И я поторопился уехать. Мне казалось, что честность и долг перед памятью погибшего требуют этого. Я был уверен в том, что крепнущее во мне чувство к Анне оскорбит ее — женщину, которая была и будет верна Дмитрию.
Когда прощались, Анна обняла и поцеловала меня. Это был спокойный, благодарный поцелуй. Но он надолго запомнился мне.
— Будьте счастливы, — сказала Анна и, наверное, по привычке к Андрейке поправила шарф у меня на шее. — Я очень хочу вам этого. Вы с Димой… — Ее губы дрогнули и припухли.
Андрей сопел и кусал крючок на вороте своего пальто.

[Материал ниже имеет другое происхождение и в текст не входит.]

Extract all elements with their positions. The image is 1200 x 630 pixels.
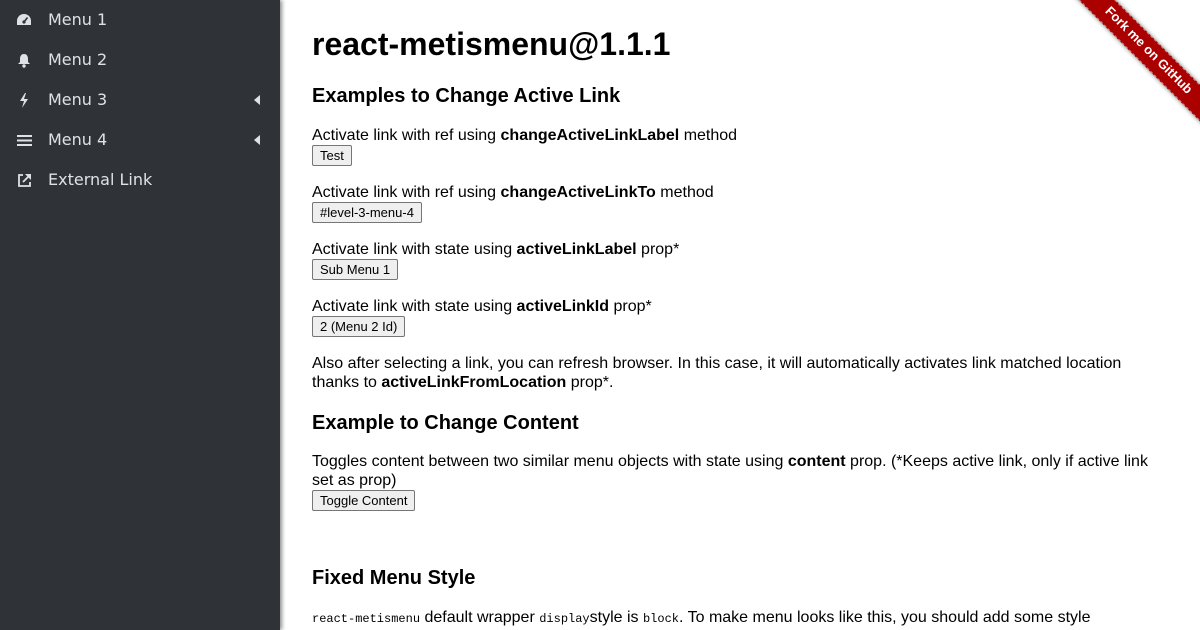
section-heading-fixed-menu: Fixed Menu Style bbox=[312, 567, 476, 589]
bell-icon bbox=[16, 52, 32, 68]
fork-me-ribbon[interactable]: Fork me on GitHub bbox=[1068, 0, 1200, 131]
sidebar-item-menu-4[interactable]: Menu 4 bbox=[0, 120, 280, 160]
fixed-menu-text: react-metismenu default wrapper displays… bbox=[312, 609, 1091, 626]
section-heading-active-link: Examples to Change Active Link bbox=[312, 85, 621, 107]
example-text-3: Activate link with state using activeLin… bbox=[312, 241, 680, 258]
sub-menu-1-button[interactable]: Sub Menu 1 bbox=[312, 259, 399, 280]
sidebar-item-external-link[interactable]: External Link bbox=[0, 160, 280, 200]
sidebar: Menu 1 Menu 2 Menu 3 Menu 4 External Lin… bbox=[0, 0, 280, 630]
sidebar-item-label: External Link bbox=[48, 170, 153, 189]
toggle-content-button[interactable]: Toggle Content bbox=[312, 490, 416, 511]
example-text-2: Activate link with ref using changeActiv… bbox=[312, 184, 714, 201]
example-text-1: Activate link with ref using changeActiv… bbox=[312, 127, 738, 144]
menu-2-id-button[interactable]: 2 (Menu 2 Id) bbox=[312, 316, 406, 337]
level-3-menu-4-button[interactable]: #level-3-menu-4 bbox=[312, 202, 422, 223]
sidebar-item-menu-1[interactable]: Menu 1 bbox=[0, 0, 280, 40]
sidebar-item-label: Menu 2 bbox=[48, 50, 108, 69]
bars-icon bbox=[16, 132, 32, 148]
external-link-icon bbox=[16, 172, 32, 188]
page-title: react-metismenu@1.1.1 bbox=[312, 26, 671, 62]
bolt-icon bbox=[16, 92, 32, 108]
sidebar-item-label: Menu 3 bbox=[48, 90, 108, 109]
caret-left-icon[interactable] bbox=[254, 95, 260, 105]
refresh-note: Also after selecting a link, you can ref… bbox=[312, 355, 1122, 391]
test-button[interactable]: Test bbox=[312, 145, 352, 166]
sidebar-item-menu-3[interactable]: Menu 3 bbox=[0, 80, 280, 120]
toggle-content-text: Toggles content between two similar menu… bbox=[312, 453, 1148, 489]
dashboard-icon bbox=[16, 12, 32, 28]
section-heading-change-content: Example to Change Content bbox=[312, 412, 579, 434]
sidebar-item-label: Menu 1 bbox=[48, 10, 108, 29]
example-text-4: Activate link with state using activeLin… bbox=[312, 298, 652, 315]
sidebar-item-menu-2[interactable]: Menu 2 bbox=[0, 40, 280, 80]
caret-left-icon[interactable] bbox=[254, 135, 260, 145]
sidebar-item-label: Menu 4 bbox=[48, 130, 108, 149]
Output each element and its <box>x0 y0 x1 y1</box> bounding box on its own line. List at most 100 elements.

Да. Вот так. А спустя два года Анна вышла замуж. Она написала мне большое письмо. Подробно рассказывала о муже, о том, что они давно знакомы и Аркадий Михайлович очень помог ей во время войны, в конце блокады, когда Андрейка уже совсем умирал.
Я ничего не ответил Анне. Все это произошло неожиданно быстро. И было мне тяжело и больно.
«Всего два года прошло, — думал я, — и вот вошел в ее жизнь другой человек». Еще немного, и Анна забудет Дмитрия. Быть может, сейчас она не любит мужа. Просто «устраивает» свою жизнь. Но новое материнство привяжет ее к нему. Она привыкнет к его рукам, к его заботам о ней. Она почувствует в нем ревность к ее прошлому. Почувствует, что ему неприятно упоминание об этом прошлом. И чтобы угодить мужу, чтобы не нарушать мира и спокойствия в семье, будет реже возвращаться к мыслям о Дмитрии. И мне уже стало казаться, что и ждала она его столько времени не из сильного чувства к нему, а из врожденной честности и по инерции, по привычке, что ли. Мелькнула мысль, что, может, к лучшему то, что он умер. Как бы встретила Анна безногого калеку? Сколько выдержала бы с ним?
Забрался я тогда в самую глушь. Работал на выездных научных станциях в Караге, Олюторке, Апуке. Любовь к камчатской дикости у меня в крови. В девятисотом году дед с сахалинской каторги бежал в Приамурье. С тех пор осели мы на Востоке.
Работы было невпроворот. Все рыбное хозяйство за время войны порушилось. Много тогда я работал, с азартом, со злостью.
А за Урал только этой весной выбрался. Послали в Ленинград в командировку. Большой это срок — семь лет, но многое там вспомнилось, в Ленинграде. Не сквозь дымку времен, не тускло, а как будто вчера все это было: война, Ханко, Дмитрий, то, как чадила у него на груди шинель, как Анна сказала, что ждала его, ждала до самого моего приезда. Я решил зайти к ней, упрекнуть за поспешность, с которой она начала новую жизнь.
Они живут теперь в Автово, в квартире мужа Анны.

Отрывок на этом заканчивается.